I fished the tail out while my partner hit the head. I picked up two of these nice specimen (on top).


Then, as I was standing and watching, my partner picked up this big guy - probably pushing that 12" threshold.


We continued to pick up a few fish here and there as the water continued to rise from earlier storms. The sun also played peekaboo with us on and off and every time the sun would come out heavy hatches of yellow sallies would come off - what a great time to be on the water!

By the time we decided to call it a day, the water was up to the point the only place we could find to cross was crotch deep and ripping. It made for an interesting crossing with a DSLR camera around my neck, but I made it.

The other great thing about spring: the wildflowers are out and the critters are awakening. I found this Jack-in-the-Pulpit streamside.


This little guy also met us on the trail for the hike out.


He's a harmless black rat snake but I wouldn't recommend this trail in the heat of summer. It is one of the rockiest, snakiest trails I have ever been on and it's located in Timber Rattler Central!

Following a great evening with good friends around a campfire, day two included the State Council Meeting and the Fly Fishing School. The question was: where do I fish before the council meeting?

I had marked several tribs of the upper West Fork of the Greenbrier fr exploration, so today would be the day. I thought that with a couple of hours to fish I could hit a couple of them...until I actually made it on this first stream.
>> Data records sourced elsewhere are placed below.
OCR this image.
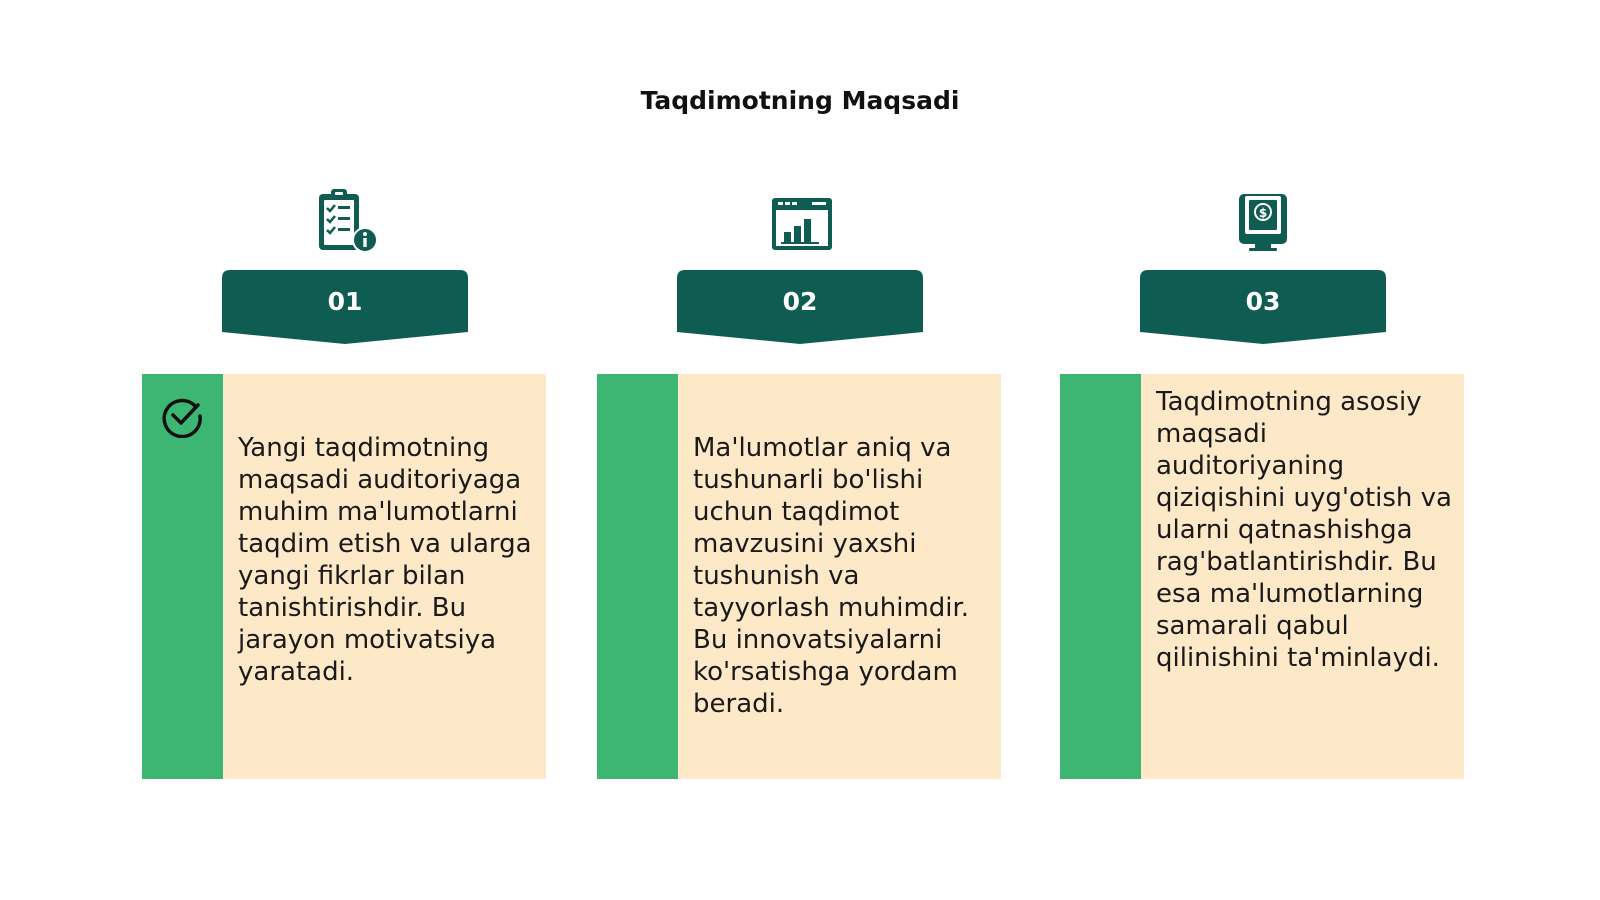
Taqdimotning Maqsadi
01
Yangi taqdimotning maqsadi auditoriyaga muhim ma'lumotlarni taqdim etish va ularga yangi fikrlar bilan tanishtirishdir. Bu jarayon motivatsiya yaratadi.
02
Ma'lumotlar aniq va tushunarli bo'lishi uchun taqdimot mavzusini yaxshi tushunish va tayyorlash muhimdir. Bu innovatsiyalarni ko'rsatishga yordam beradi.
$
03
Taqdimotning asosiy maqsadi auditoriyaning qiziqishini uyg'otish va ularni qatnashishga rag'batlantirishdir. Bu esa ma'lumotlarning samarali qabul qilinishini ta'minlaydi.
In the lower reaches the stream flows through a beautiful high meadow before transitioning into the hardwoods. Over 100 years ago this was home to a logging community and there are still remnants of this.


The recent rains seemed to have passed through this small stream already but I still only moved one fish in the meadow. Once I got into the section of stream with good canopy it was a different story.

Sometime since the logging had stopped, somebody had done some major instream work on this stream. There were standing K-dams, log dams, and log re-routing of the stream. The little brookies seemed to appreciate all of the hard work.



It's always good to see the little guys in the stream too.


The fishing was so good and seeing the amount of work done on this stream was amazing. Add another WV stream to my life list. Needless to say, I didn't make it to any other tribs before I had to head over the mountain to WV State Council...too much water, too little time.

I had been anticipating State Council for weeks now! Not for reasons you would expect, but because I would get the return of my Vandalia bamboo #003! I had broken the butt of this rod the previous summer while chasing (unsuccessfully) Paiute cutthroat on Silver King Creek. Phil Smith, the rodmaker, was replacing the reel seat with a piece of 2,000+ year-old bristlecone pine we had picked up during our 2008 Colorado Cuttslam trip.

Following State Council it was back across the mountain for a presentation at the WVCTU Fly Fishing School. What was my presentation? Travel planning and native species, of course.

It was another great evening with great friends around the campfire.

The next morning it was goodbyes to old friends and decision time again. Back to the headwaters of the WF of the Greenbrier? A couple of friends had fished another small trib the day before and recommended it and it was on my route home.

Once on the stream, it didn't take long for #003 to return to form....the return of #003!



As always, it's good to see the little guys in there.


With over seven hours of driving ahead of me, I spent only enough time on the stream to validate a healthy population of brookies. Add another stream to the WV life list, then it's Cincy bound.

Before I could make it to the hard top, I ran into one more of the natives. This grouse wanted to play chicken!


Although the rain put a damper on day one, it was a great weekend with great friends! I can't wait until my next trip "home", I'm going to do something I've wanted to do for years. I'm going to take a week of vacation and stay home in West Virginia - backpacking through the Cranberry Wilderness area.